T. Pelo que, salvo melhor opinião, existe legitimidade substantiva do R. decorrente de atos ilícitos enquanto intermediário financeiro.
U.– Por outro lado, a deliberação de 03/08/2014 englobava o dolo, sendo que a deliberação de 11/08/2014 passou a excluir o dolo. Assim, em termos práticos, uma responsabilidade decorrente de dolo constituía, na deliberação de 03/08, passivo excluído, sendo que na deliberação de 11/08, não constaria do passivo excluído, passando, por isso, a constituir passivo incluído na transferência para o R.;
V.– A resolução do Banco de Portugal mais não é que uma cisão societária, e isto sem prejuízo dos especiais contornos da resolução bancária, quer por não ser da autoria da sociedade cindida, quer pelos especiais contornos a nível de acionistas, tendo, no entanto, de obedecer ao regime aplicável por força do CSC.

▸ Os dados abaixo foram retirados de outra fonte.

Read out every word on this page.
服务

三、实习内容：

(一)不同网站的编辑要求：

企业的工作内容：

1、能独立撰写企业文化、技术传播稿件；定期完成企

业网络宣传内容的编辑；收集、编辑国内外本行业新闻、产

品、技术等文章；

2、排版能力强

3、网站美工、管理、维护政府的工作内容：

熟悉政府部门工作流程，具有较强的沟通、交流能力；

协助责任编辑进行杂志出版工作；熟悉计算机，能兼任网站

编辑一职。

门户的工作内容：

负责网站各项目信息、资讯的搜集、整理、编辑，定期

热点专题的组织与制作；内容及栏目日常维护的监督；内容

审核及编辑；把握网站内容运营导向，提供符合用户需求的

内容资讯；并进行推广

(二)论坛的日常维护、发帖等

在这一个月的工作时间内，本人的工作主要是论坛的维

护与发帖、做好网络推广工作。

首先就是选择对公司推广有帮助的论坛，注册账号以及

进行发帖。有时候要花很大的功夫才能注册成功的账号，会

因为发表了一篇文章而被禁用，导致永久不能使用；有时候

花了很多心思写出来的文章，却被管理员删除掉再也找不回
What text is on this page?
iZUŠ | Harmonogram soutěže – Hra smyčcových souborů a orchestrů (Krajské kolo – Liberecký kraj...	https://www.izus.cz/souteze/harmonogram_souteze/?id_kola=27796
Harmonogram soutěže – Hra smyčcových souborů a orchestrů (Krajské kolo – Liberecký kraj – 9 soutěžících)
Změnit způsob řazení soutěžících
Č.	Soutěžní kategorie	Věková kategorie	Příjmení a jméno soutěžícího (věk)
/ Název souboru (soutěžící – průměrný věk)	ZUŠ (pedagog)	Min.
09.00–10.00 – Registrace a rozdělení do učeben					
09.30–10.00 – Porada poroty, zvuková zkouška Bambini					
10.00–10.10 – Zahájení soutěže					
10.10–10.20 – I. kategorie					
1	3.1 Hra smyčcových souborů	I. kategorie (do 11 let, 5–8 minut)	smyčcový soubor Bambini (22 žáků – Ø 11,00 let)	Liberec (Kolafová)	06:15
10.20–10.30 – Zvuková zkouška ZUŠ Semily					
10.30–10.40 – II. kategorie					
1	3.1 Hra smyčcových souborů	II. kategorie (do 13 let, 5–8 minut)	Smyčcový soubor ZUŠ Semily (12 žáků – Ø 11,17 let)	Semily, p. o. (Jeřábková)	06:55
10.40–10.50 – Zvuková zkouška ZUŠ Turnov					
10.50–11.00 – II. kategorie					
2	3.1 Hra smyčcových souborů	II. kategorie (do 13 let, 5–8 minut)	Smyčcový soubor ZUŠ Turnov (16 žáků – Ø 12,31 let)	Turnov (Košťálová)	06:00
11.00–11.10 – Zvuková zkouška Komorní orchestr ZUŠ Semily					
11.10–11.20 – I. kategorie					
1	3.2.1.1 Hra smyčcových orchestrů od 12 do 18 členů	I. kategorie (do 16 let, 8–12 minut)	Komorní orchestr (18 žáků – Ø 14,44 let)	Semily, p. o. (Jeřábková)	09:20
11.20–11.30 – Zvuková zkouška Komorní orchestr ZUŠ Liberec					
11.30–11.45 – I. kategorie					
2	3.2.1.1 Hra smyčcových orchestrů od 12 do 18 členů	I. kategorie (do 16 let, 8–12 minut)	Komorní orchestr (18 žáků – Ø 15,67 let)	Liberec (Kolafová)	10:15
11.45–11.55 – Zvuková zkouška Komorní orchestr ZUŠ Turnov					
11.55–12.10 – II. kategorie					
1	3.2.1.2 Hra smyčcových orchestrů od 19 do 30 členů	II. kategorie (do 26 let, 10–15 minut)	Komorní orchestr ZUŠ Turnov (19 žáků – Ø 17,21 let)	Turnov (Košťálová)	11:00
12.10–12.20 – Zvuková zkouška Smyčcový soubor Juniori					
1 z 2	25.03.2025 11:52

W.– A disposição do art. 122º CSC é uma norma imperativa pelo que entendemos que a decisão de resolução, e caso seja entendido que afasta a transmissão das dívidas do BES para o R., por violar uma norma imperativa do CSC, não poderá sobrepor-se a esta, com as legais consequências.
X.– A decisão recorrida viola, por isso, o disposto nos arts. VIII e X da DUDH, 47º da Carta dos Direitos Fundamentais da União Europeia, 6º da Convenção Europeia dos Direitos do Homem, 8º e 20º CRP76, arts. 5º nº3, 195º nº1, 572º b), 607º nº4, 608º nº2, 615º nº 1 c) e d), 4, 616º b) e 662º nº 2 c) CPC; 7º nº1, 249º, 304º nº2, 304º-A nºs 1 e 2, 311º, 312º nº1, 312º-B nº4, 312º-E 314º nº2, 314º-D nº2, 323º e 328º CVM; 19º da Diretiva dos Mercados de Instrumentos Financeiros (DMIF); 74º do Decreto-Lei 298/92; 405º, 437º e 799º do Código Civil.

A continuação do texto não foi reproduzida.